Melanie Dunea | Manhattan-based freelance photographer | Joseph Guinto | Vanity Fair
Last-minute Meals
by
American Way StaffA celebrity photographer discovers what
chefs would eat on their way out.
By Joseph Guinto
It's easy to imagine that when chefs get together,
they ask each other things like, "So where
do you source your Patagonian toothfish?" Melanie Dunea knows
better. A Manhattan-based freelance photographer who has shot for
everyone from Vanity Fair to Gourmet to Inc., she spent months
finding out what chefs really talk to each other about.
As it turns out, there's a parlor game - a
conversation-enabling query - that goes something along the lines
of, "What would you have for your last meal?"
For her just-released photo book,
My
Last Supper (Bloomsbury, $40), Dunea went one question
further. She got 50 of the world's best-known chefs - Ferrán Adrià,
Alain Ducasse,
Thomas Keller,
Gordon Ramsay, and Nancy Silverton
among them - to elaborate on not only what they would eat but also
on who would prepare the meal, where it would be consumed, and who
would be present.

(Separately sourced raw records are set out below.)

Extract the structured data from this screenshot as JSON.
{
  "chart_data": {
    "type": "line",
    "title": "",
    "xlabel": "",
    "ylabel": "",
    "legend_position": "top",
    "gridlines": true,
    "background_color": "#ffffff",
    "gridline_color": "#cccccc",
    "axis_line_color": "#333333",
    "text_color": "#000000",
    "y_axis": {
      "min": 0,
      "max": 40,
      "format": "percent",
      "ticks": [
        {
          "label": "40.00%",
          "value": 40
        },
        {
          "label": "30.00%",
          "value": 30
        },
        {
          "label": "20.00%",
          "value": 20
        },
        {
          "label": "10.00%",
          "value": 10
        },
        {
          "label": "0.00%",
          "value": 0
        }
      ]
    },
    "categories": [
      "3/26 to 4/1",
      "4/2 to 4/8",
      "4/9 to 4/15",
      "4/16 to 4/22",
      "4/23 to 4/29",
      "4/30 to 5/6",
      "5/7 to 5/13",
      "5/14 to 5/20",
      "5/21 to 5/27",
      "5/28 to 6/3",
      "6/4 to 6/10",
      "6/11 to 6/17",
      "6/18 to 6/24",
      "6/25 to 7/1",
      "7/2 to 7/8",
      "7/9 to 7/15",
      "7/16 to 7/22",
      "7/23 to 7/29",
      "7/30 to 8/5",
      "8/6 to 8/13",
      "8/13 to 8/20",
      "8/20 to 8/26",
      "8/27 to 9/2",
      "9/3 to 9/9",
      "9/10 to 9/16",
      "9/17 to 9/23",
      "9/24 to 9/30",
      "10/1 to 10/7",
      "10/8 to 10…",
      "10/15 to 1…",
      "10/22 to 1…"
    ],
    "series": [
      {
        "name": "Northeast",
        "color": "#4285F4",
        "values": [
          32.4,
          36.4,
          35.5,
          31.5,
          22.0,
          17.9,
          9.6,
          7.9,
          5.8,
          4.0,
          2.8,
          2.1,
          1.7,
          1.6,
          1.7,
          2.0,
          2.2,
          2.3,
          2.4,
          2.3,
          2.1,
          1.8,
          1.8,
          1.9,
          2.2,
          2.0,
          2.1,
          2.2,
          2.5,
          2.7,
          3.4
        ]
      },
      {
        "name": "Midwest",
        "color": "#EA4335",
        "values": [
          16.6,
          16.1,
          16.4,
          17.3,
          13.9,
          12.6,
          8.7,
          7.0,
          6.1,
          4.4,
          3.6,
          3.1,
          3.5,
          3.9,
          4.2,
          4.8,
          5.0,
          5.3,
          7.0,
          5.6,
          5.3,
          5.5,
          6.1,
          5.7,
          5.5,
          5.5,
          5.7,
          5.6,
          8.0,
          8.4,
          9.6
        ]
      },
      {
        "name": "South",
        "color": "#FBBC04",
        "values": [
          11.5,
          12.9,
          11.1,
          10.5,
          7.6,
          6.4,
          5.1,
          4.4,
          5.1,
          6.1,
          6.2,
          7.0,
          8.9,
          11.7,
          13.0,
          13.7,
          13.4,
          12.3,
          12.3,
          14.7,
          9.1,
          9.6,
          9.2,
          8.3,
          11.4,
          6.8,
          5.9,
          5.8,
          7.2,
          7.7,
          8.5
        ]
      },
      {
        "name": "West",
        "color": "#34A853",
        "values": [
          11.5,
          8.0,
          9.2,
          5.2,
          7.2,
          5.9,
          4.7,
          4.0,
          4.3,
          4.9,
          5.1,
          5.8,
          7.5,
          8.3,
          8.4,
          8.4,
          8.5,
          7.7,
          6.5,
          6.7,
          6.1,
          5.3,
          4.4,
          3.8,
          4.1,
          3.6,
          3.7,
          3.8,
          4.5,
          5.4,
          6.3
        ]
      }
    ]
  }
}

For fans of these chefs' work, the answers are
enlightening. Iron Chef
Mario Batali, whose Babbo Ristorante has
single-handedly changed the face of Italian cooking in the United
States, would dine before his demise at a "small beachside
trattoria on the Amalfi coast." Things would kick off with raw
radishes with extra-virgin
olive oil and salt, and would finish
with sponge cake in rum syrup, with lots of shellfish in between.
Oh, and R.E.M. would be there, playing a set with U2. Sounds nice.
Too bad he'd get to have it only once.